In Human Reliability Analysis, we identify the factors which influence human performance on a critical task so that we can “optimise” them. In response to my recent post on Positive PIFs (Performance Influencing Factors), the question of what we mean by optimising PIFs was raised, and in this article, I thought I would try to answer this question.
We optimise Performance Influencing Factors to reduce the likelihood of human error. There are a lot of different PIFs though, so what does ‘optimise’ mean. Optimise is used as shorthand for an array of different tactics to either reduce the negative effect of a PIF or turn it into a positive influence. In other words – and how I wish I had set up a shortcut key for this phrase 20 years ago – it depends.

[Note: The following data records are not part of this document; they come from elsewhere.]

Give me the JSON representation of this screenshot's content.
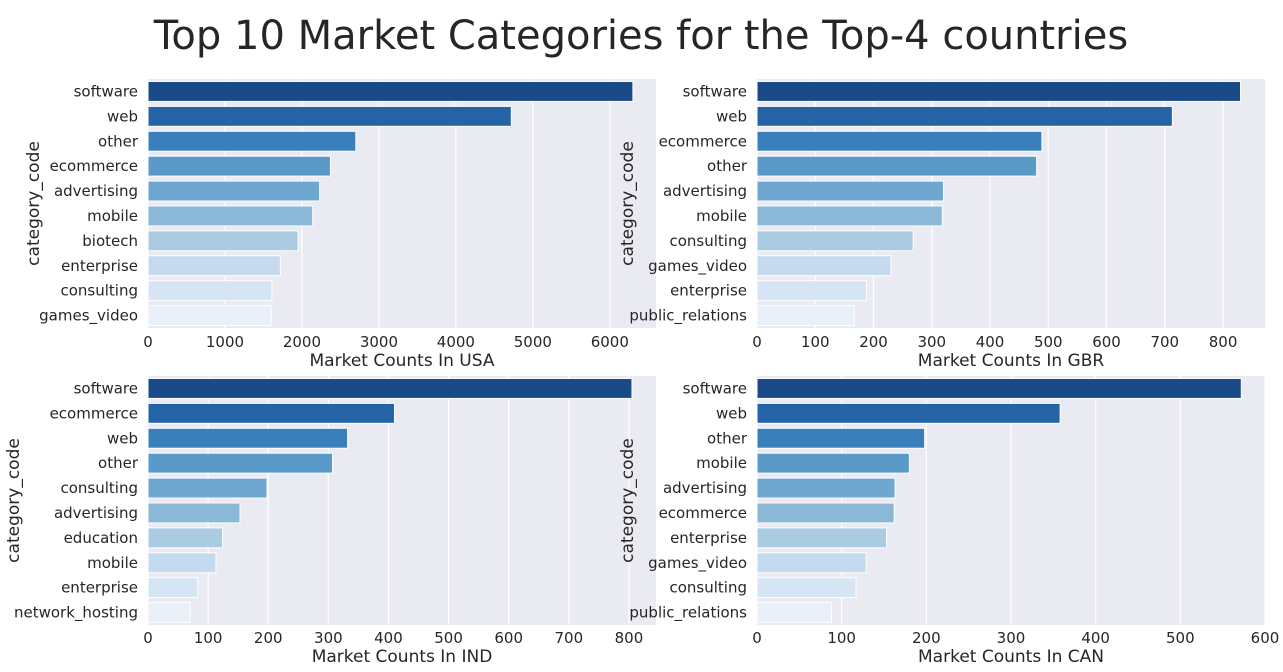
{
  "title": "Top 10 Market Categories for the Top-4 countries",
  "palette": [
    "#1a4a87",
    "#2464a6",
    "#3980ba",
    "#5a9ac8",
    "#6ea7d0",
    "#8ab8d6",
    "#aacce3",
    "#c4daee",
    "#d6e5f3",
    "#e8f0f9"
  ],
  "style": {
    "plot_bg": "#eaeaf2",
    "grid_color": "#ffffff",
    "text_color": "#262626"
  },
  "chart_data": [
    {
      "type": "bar",
      "orientation": "horizontal",
      "categories": [
        "software",
        "web",
        "other",
        "ecommerce",
        "advertising",
        "mobile",
        "biotech",
        "enterprise",
        "consulting",
        "games_video"
      ],
      "values": [
        6300,
        4720,
        2700,
        2370,
        2230,
        2140,
        1950,
        1720,
        1610,
        1600
      ],
      "xlabel": "Market Counts In USA",
      "ylabel": "category_code",
      "xlim": [
        0,
        6600
      ],
      "xticks": [
        0,
        1000,
        2000,
        3000,
        4000,
        5000,
        6000
      ],
      "grid": true
    },
    {
      "type": "bar",
      "orientation": "horizontal",
      "categories": [
        "software",
        "web",
        "ecommerce",
        "other",
        "advertising",
        "mobile",
        "consulting",
        "games_video",
        "enterprise",
        "public_relations"
      ],
      "values": [
        830,
        713,
        489,
        480,
        320,
        318,
        268,
        230,
        188,
        167
      ],
      "xlabel": "Market Counts In GBR",
      "ylabel": "category_code",
      "xlim": [
        0,
        872
      ],
      "xticks": [
        0,
        100,
        200,
        300,
        400,
        500,
        600,
        700,
        800
      ],
      "grid": true
    },
    {
      "type": "bar",
      "orientation": "horizontal",
      "categories": [
        "software",
        "ecommerce",
        "web",
        "other",
        "consulting",
        "advertising",
        "education",
        "mobile",
        "enterprise",
        "network_hosting"
      ],
      "values": [
        805,
        410,
        332,
        307,
        198,
        153,
        124,
        113,
        83,
        70
      ],
      "xlabel": "Market Counts In IND",
      "ylabel": "category_code",
      "xlim": [
        0,
        845
      ],
      "xticks": [
        0,
        100,
        200,
        300,
        400,
        500,
        600,
        700,
        800
      ],
      "grid": true
    },
    {
      "type": "bar",
      "orientation": "horizontal",
      "categories": [
        "software",
        "web",
        "other",
        "mobile",
        "advertising",
        "ecommerce",
        "enterprise",
        "games_video",
        "consulting",
        "public_relations"
      ],
      "values": [
        572,
        358,
        198,
        180,
        163,
        162,
        153,
        129,
        117,
        88
      ],
      "xlabel": "Market Counts In CAN",
      "ylabel": "category_code",
      "xlim": [
        0,
        600
      ],
      "xticks": [
        0,
        100,
        200,
        300,
        400,
        500,
        600
      ],
      "grid": true
    }
  ]
}
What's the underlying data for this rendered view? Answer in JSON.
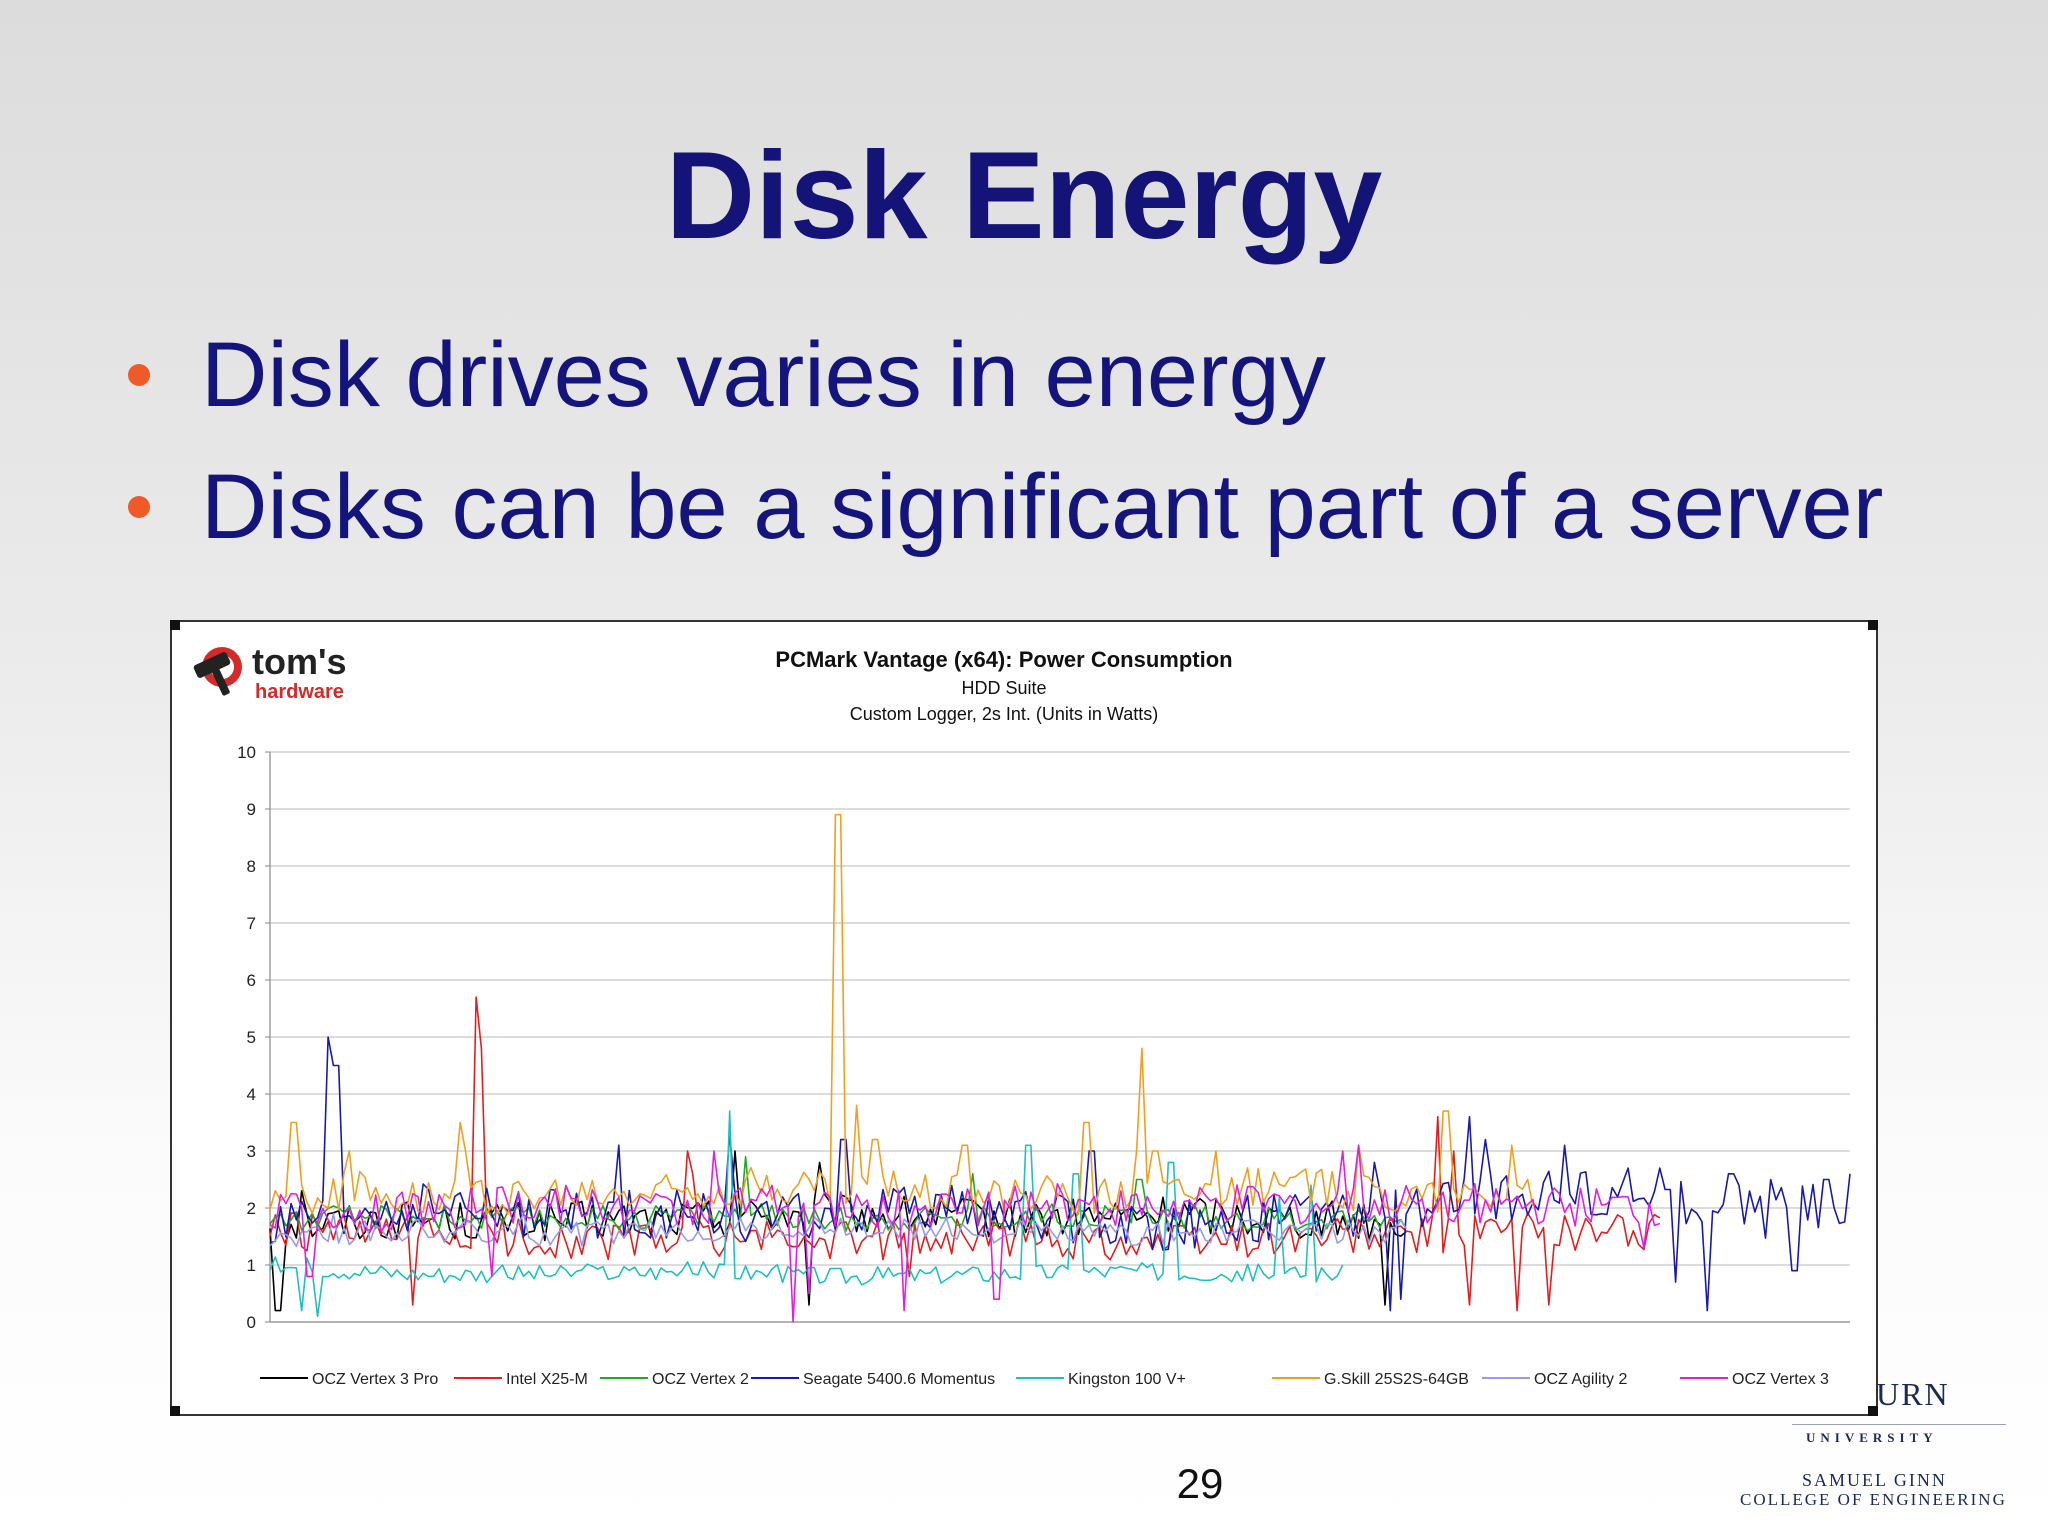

There are some Performance Influencing Factors we cannot directly affect. For tasks carried out outside, weather is a good example. However we may wish to, we cannot optimise the weather. What we want to do instead is optimise the conditions in which critical task steps are carried out – can we bring the task indoors, or provide local shelter, or appropriate clothing, or procedural controls to stop the task if the weather exceeds certain limits.
There are some Performance Influencing Factors that either only act negatively or only act positively. How we optimise these depends on whether they are discrete (ie they are either there or not), or act on a continuum. For discrete PIFs, we are in an all or nothing situation by definition. Discrete PIFs with a negative effect need to be removed. For example, if equipment is operated against the design stereotype such as opening a wheel-operated valve by turning it clockwise, the opposite of the “lefty-loosey, righty-tighty” rule I learned as a kid, it needs to be replaced with one that operates as normal. If you can’t remove the PIF immediately, eg you have to wait for a turnaround, then all you can do is mitigate the PIF as a short-term remedy. Discrete PIFs with a positive effect that are absent need to be implemented. For example, not labelling plants increases the likelihood of misidentification, which happens more frequently than you would like to believe – cheap, simple, obvious – why wouldn’t you?
Performance Influencing Factors which act on a continuum are often more complex. Fatigue, for example, always has a negative effect but the degree of effect depends on many other factors including individual susceptibility, time of day etc. In such cases, where we cannot remove the PIF, then we are looking to manage it in line with relevant good practise which should optimise it by reducing its effect as far as possible, acknowledging that there may still be a residual negative effect. Competency is a good example of a PIF that acts positively on a continuum, but once again the degree of effect depends on many others factors such as recency of training, individual aptitude etc. So again we are looking at implementing relevant good practise to increase its effect as far as possible, acknowledging it won’t always be perfectly optimised.
And finally there are PIFs that follow the stress curve – too little or too much are negative and we are looking for the comfort zone or Goldilocks ‘just-right’ effect for a positive influence. Workload, temperature, lighting, there are many examples. Optimising these PIFs means establishing what the comfort zone is – the limits within which the majority of people will be performing well. Sometimes there is evidence that establishes a norm e.g. studies have shown that human performance deteriorates below 17 deg C and above 27 deg C. Where these don’t exist, it will take collaboration with the user group to work out the limits. And given individual differences, allowing people a measure of personal control over the PIF, if possible, would be good practice.
So “optimising PIFs” seems to mean a range of strategies including (but I am sure not limited to) removing the PIF, implementing the PIF, and managing the PIF as best we can.